Yep! I imagine this why studies show single women live longer.

OP I totally believe this to be true. Well it is of me, my friends & the women in my family. Xx

aldjpandfleba · 17/03/2024 17:48

From the group I mentioned of friends and family, none of them are extremely happy unfortunately

Well it's down to this surely...? I know I'm not happy around people I dislike, regardless of sec, or unhappy couples in general, it's awkward.

aldjpandfleba · 17/03/2024 17:48

*sex

Annymania · 17/03/2024 17:54

kind of true for me, I can relate but never thought about this before

coldcallerbaiter · 17/03/2024 17:55

It’s a different dynamic. You get used to a way of being with different groups.

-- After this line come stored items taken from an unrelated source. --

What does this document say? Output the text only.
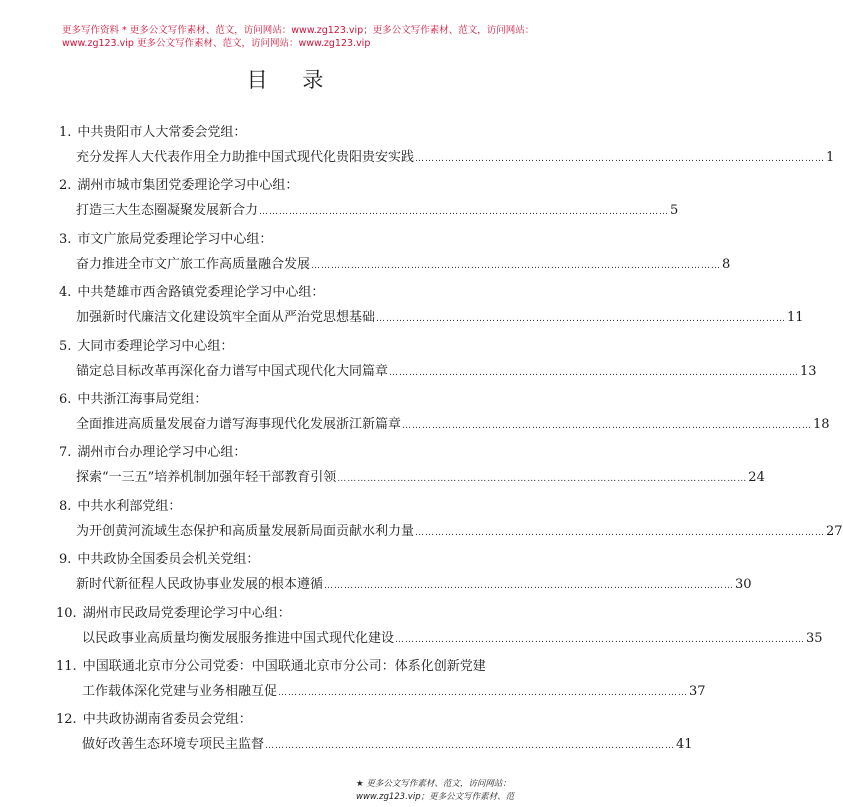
更多写作资料 * 更多公文写作素材、范文，访问网站：www.zg123.vip；更多公文写作素材、范文，访问网站：
www.zg123.vip 更多公文写作素材、范文，访问网站：www.zg123.vip
目 录
1. 中共贵阳市人大常委会党组：
充分发挥人大代表作用全力助推中国式现代化贵阳贵安实践 …………………………………………………………………………………………………………… 1
2. 湖州市城市集团党委理论学习中心组：
打造三大生态圈凝聚发展新合力 …………………………………………………………………………………………………………… 5
3. 市文广旅局党委理论学习中心组：
奋力推进全市文广旅工作高质量融合发展 …………………………………………………………………………………………………………… 8
4. 中共楚雄市西舍路镇党委理论学习中心组：
加强新时代廉洁文化建设筑牢全面从严治党思想基础 …………………………………………………………………………………………………………… 11
5. 大同市委理论学习中心组：
锚定总目标改革再深化奋力谱写中国式现代化大同篇章 …………………………………………………………………………………………………………… 13
6. 中共浙江海事局党组：
全面推进高质量发展奋力谱写海事现代化发展浙江新篇章 …………………………………………………………………………………………………………… 18
7. 湖州市台办理论学习中心组：
探索“一三五”培养机制加强年轻干部教育引领 …………………………………………………………………………………………………………… 24
8. 中共水利部党组：
为开创黄河流域生态保护和高质量发展新局面贡献水利力量 …………………………………………………………………………………………………………… 27
9. 中共政协全国委员会机关党组：
新时代新征程人民政协事业发展的根本遵循 …………………………………………………………………………………………………………… 30
10. 湖州市民政局党委理论学习中心组：
以民政事业高质量均衡发展服务推进中国式现代化建设 …………………………………………………………………………………………………………… 35
11. 中国联通北京市分公司党委：中国联通北京市分公司：体系化创新党建
工作载体深化党建与业务相融互促 …………………………………………………………………………………………………………… 37
12. 中共政协湖南省委员会党组：
做好改善生态环境专项民主监督 …………………………………………………………………………………………………………… 41
★ 更多公文写作素材、范文，访问网站：
www.zg123.vip；更多公文写作素材、范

That is why couples gatherings are a bit stilted, often some people do not know everyone equally. You have to watch what you say a little more because women are often more frank when the subject they are discussing is not around for a start.

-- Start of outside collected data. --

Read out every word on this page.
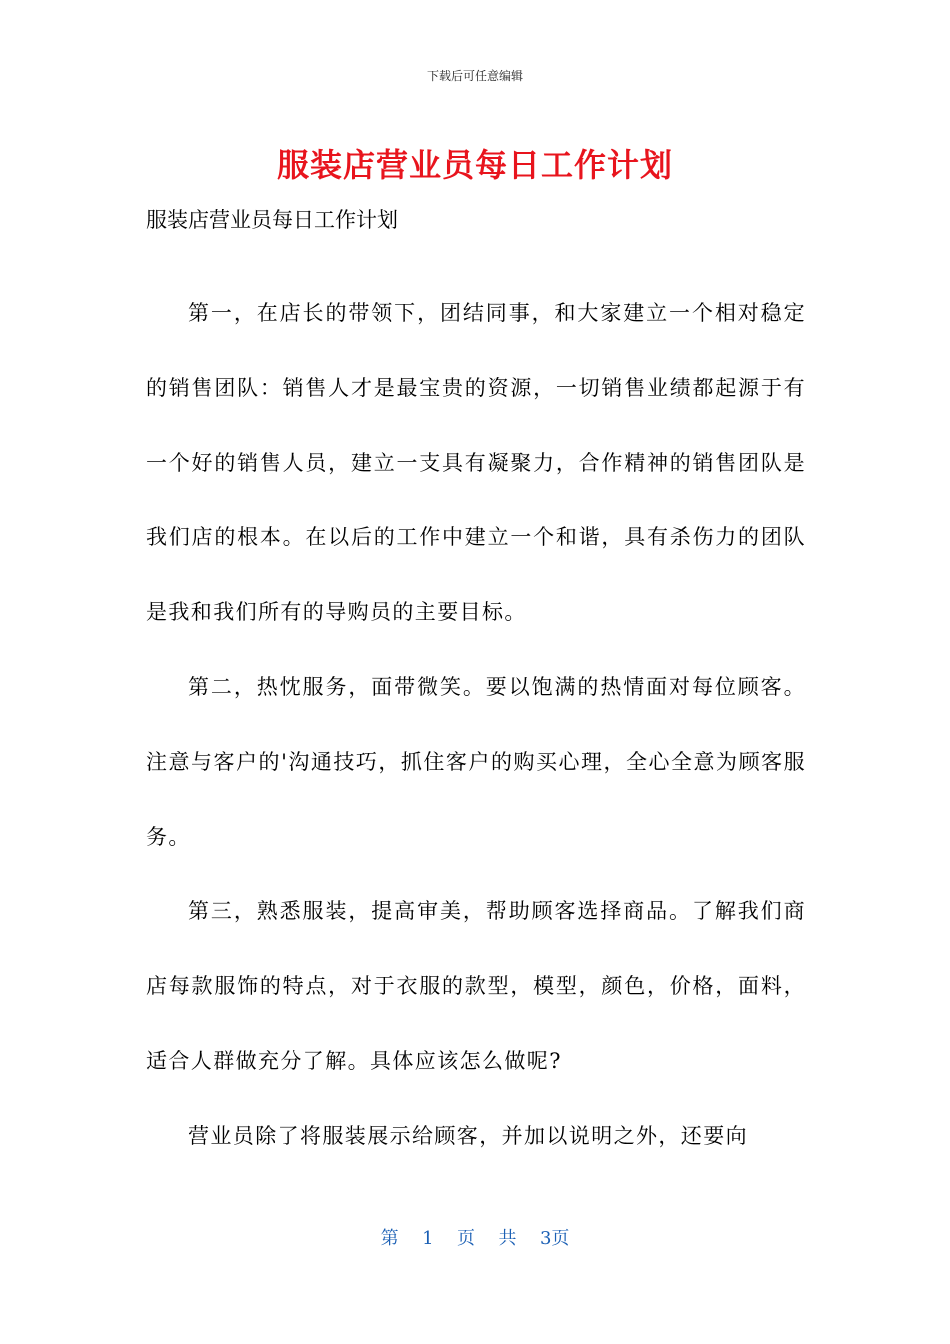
下载后可任意编辑
服装店营业员每日工作计划
服装店营业员每日工作计划

第一，在店长的带领下，团结同事，和大家建立一个相对稳定的销售团队：销售人才是最宝贵的资源，一切销售业绩都起源于有一个好的销售人员，建立一支具有凝聚力，合作精神的销售团队是我们店的根本。在以后的工作中建立一个和谐，具有杀伤力的团队是我和我们所有的导购员的主要目标。

第二，热忱服务，面带微笑。要以饱满的热情面对每位顾客。注意与客户的'沟通技巧，抓住客户的购买心理，全心全意为顾客服务。

第三，熟悉服装，提高审美，帮助顾客选择商品。了解我们商店每款服饰的特点，对于衣服的款型，模型，颜色，价格，面料，适合人群做充分了解。具体应该怎么做呢?

营业员除了将服装展示给顾客，并加以说明之外，还要向

第 1 页 共 3页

Smellsofspring · 17/03/2024 18:02

I remember drunken nights with a good play in my early-mid 20’s where we’d always sing the ‘Girls just want to have fun’ song and at the line ‘Some boys take a beautiful girl and hide her away from the rest of the world, I wanna be the one to one in the sun’ and we’d cry and become serious as we both knew that was what often happens with men around

OP posts:
Smellsofspring · 17/03/2024 18:02

*Pal

OP posts:
Crikeyalmighty · 17/03/2024 18:12

I think a lot of men are plain hard work- in different ways- and many women end up ordering their life to 'fit in' with blokes lives - I know some don't and are with easy going men who pull their weight domestically but so many I know especially post 50 are dealing with moody and often verbally aggressive dissatisfied men - hence a session with women only is like a lift

ChihuahuasREvil · 17/03/2024 18:14

Yes, I’ve noticed that a lot of women seem happier without men around, because most of them are with arseholes who range from useless lump to odious bastard. There are a few notable exceptions who seem to have decent menfolk, but even they flourish in an all female environment. Personally, I’m much more happy and comfortable with no men around, but then I’m not straight so have no use for them anyway. My idea of absolute hell is women blethering on and on about their man like fucking Tinkerbell who needs a man to clap along, although I’m probably not the only woman who finds them tedious.